The Government of India has authorised the Reserve Bank of India to issue debt instruments up to a ceiling of ₹50,000 crore under the market stabilisation scheme (MSS) for the fiscal 2014-15.

Last year too the ceiling was pegged at the same level.

MSS seeks to strengthen RBI’s ability to conduct exchange rate and monetary management operations in a manner that would maintain stability in the foreign exchange market and enable it to conduct monetary policy in accordance with its stated objectives.

In accordance with the provisions of the Memorandum of Understanding (MoU) between the Government and the RBI, the ceiling for the outstanding balance under the MSS will be reviewed when the outstanding balance reaches the threshold limit of ₹35,000 crore. The RBI, in a statement said, the current MSS outstanding balance is nil.

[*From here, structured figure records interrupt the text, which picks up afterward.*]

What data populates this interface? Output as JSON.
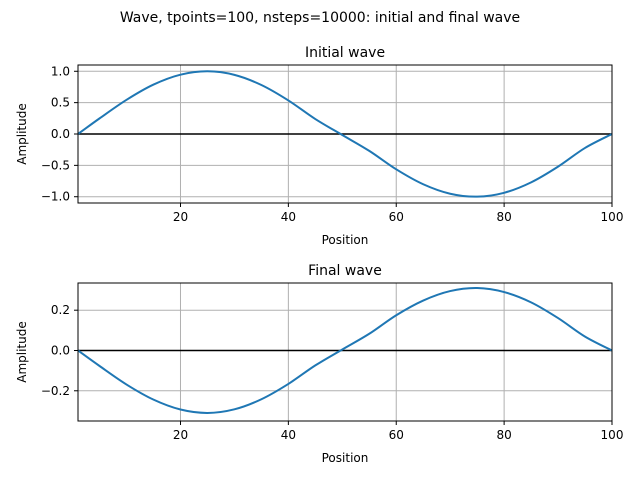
{
  "figure": {
    "suptitle": "Wave, tpoints=100, nsteps=10000: initial and final wave"
  },
  "chart_data": [
    {
      "type": "line",
      "title": "Initial wave",
      "xlabel": "Position",
      "ylabel": "Amplitude",
      "xlim": [
        1,
        100
      ],
      "ylim": [
        -1.1,
        1.1
      ],
      "xticks": [
        20,
        40,
        60,
        80,
        100
      ],
      "yticks": [
        -1.0,
        -0.5,
        0.0,
        0.5,
        1.0
      ],
      "ytick_labels": [
        "−1.0",
        "−0.5",
        "0.0",
        "0.5",
        "1.0"
      ],
      "grid": true,
      "series": [
        {
          "color": "#1f77b4",
          "x": [
            1,
            5,
            10,
            15,
            20,
            25,
            30,
            35,
            40,
            45,
            50,
            55,
            60,
            65,
            70,
            75,
            80,
            85,
            90,
            95,
            100
          ],
          "y": [
            0.0,
            0.249,
            0.545,
            0.788,
            0.946,
            1.0,
            0.943,
            0.781,
            0.535,
            0.238,
            -0.016,
            -0.269,
            -0.563,
            -0.801,
            -0.952,
            -0.999,
            -0.937,
            -0.771,
            -0.52,
            -0.222,
            0.0
          ]
        }
      ],
      "hline": {
        "y": 0,
        "color": "#000000"
      }
    },
    {
      "type": "line",
      "title": "Final wave",
      "xlabel": "Position",
      "ylabel": "Amplitude",
      "xlim": [
        1,
        100
      ],
      "ylim": [
        -0.35,
        0.335
      ],
      "xticks": [
        20,
        40,
        60,
        80,
        100
      ],
      "yticks": [
        -0.2,
        0.0,
        0.2
      ],
      "ytick_labels": [
        "−0.2",
        "0.0",
        "0.2"
      ],
      "grid": true,
      "series": [
        {
          "color": "#1f77b4",
          "x": [
            1,
            5,
            10,
            15,
            20,
            25,
            30,
            35,
            40,
            45,
            50,
            55,
            60,
            65,
            70,
            75,
            80,
            85,
            90,
            95,
            100
          ],
          "y": [
            0.0,
            -0.077,
            -0.169,
            -0.244,
            -0.293,
            -0.31,
            -0.292,
            -0.242,
            -0.166,
            -0.074,
            0.005,
            0.083,
            0.175,
            0.248,
            0.295,
            0.31,
            0.29,
            0.239,
            0.161,
            0.069,
            0.0
          ]
        }
      ],
      "hline": {
        "y": 0,
        "color": "#000000"
      }
    }
  ]
}
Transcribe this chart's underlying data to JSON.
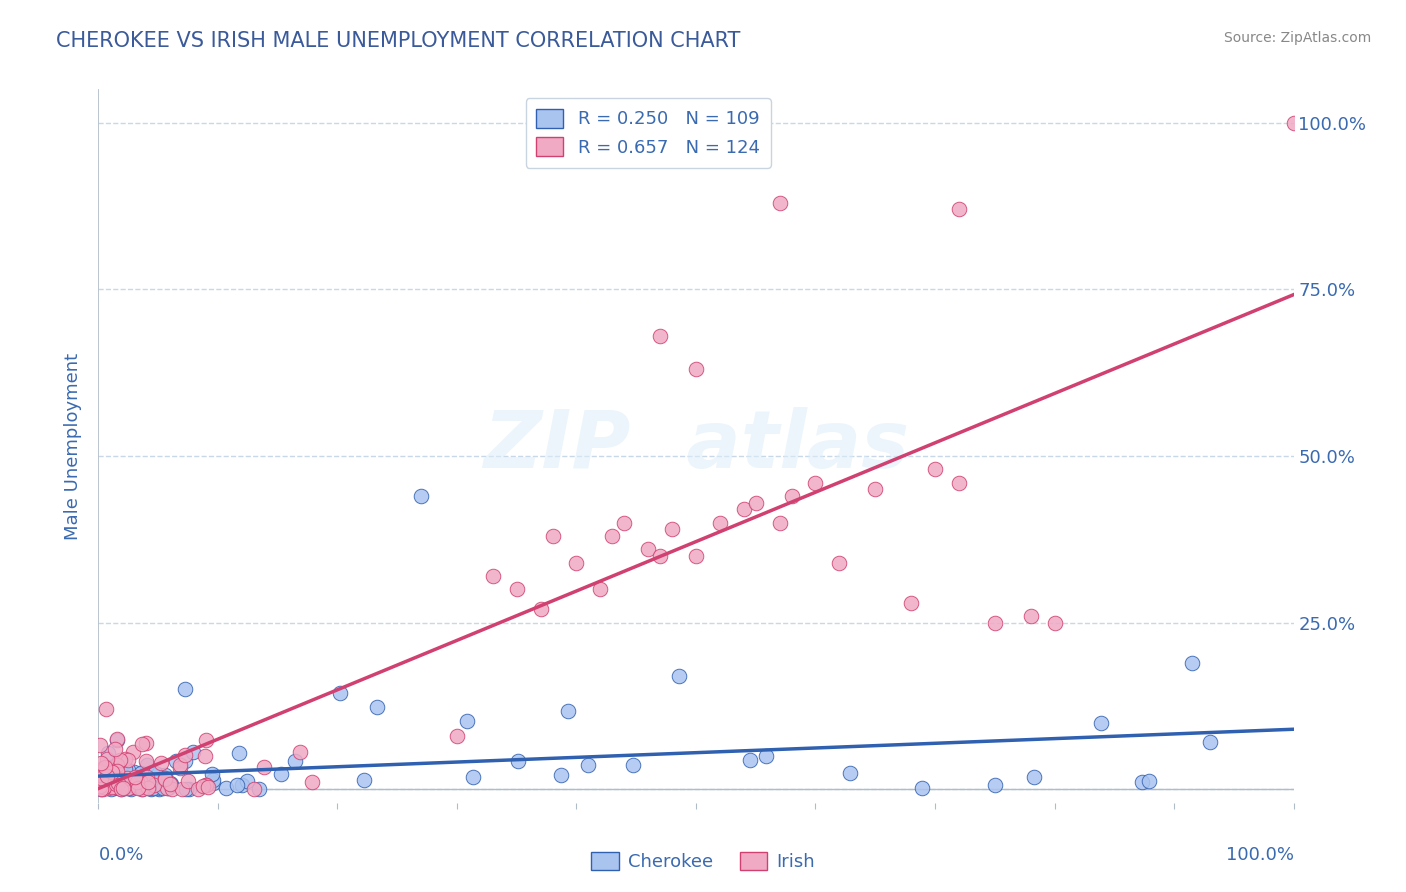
{
  "title": "CHEROKEE VS IRISH MALE UNEMPLOYMENT CORRELATION CHART",
  "source": "Source: ZipAtlas.com",
  "ylabel": "Male Unemployment",
  "cherokee_R": 0.25,
  "cherokee_N": 109,
  "irish_R": 0.657,
  "irish_N": 124,
  "cherokee_color": "#aac4f0",
  "irish_color": "#f0aac4",
  "cherokee_line_color": "#3060b0",
  "irish_line_color": "#d04070",
  "background_color": "#ffffff",
  "grid_color": "#c8d8e8",
  "title_color": "#3a5a9a",
  "tick_label_color": "#3a6ab0",
  "cherokee_line_intercept": 0.01,
  "cherokee_line_slope": 0.048,
  "irish_line_intercept": -0.02,
  "irish_line_slope": 0.68
}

Treasury Bills and dated securities up to a specified ceiling, mutually agreed upon between the Government and the Reserve Bank by way of anMoU, are issued under the MSS.

The bills/bonds issued under MSS have all the attributes of the existing Treasury Bills and dated securities.

RBI auction The bills and securities will be issued by way of auctions to be conducted by the central bank. The RBI will decide and notify the amount, tenure and timing of issuance of such treasury bills and dated securities.

The bills and securities issued for MSS are matched by an equivalent cash balance held by the Government with the Reserve Bank.

Thus, there will only be a marginal impact on revenue and fiscal deficits of the Government to the extent of interest payment on bills/securities outstanding under the MSS.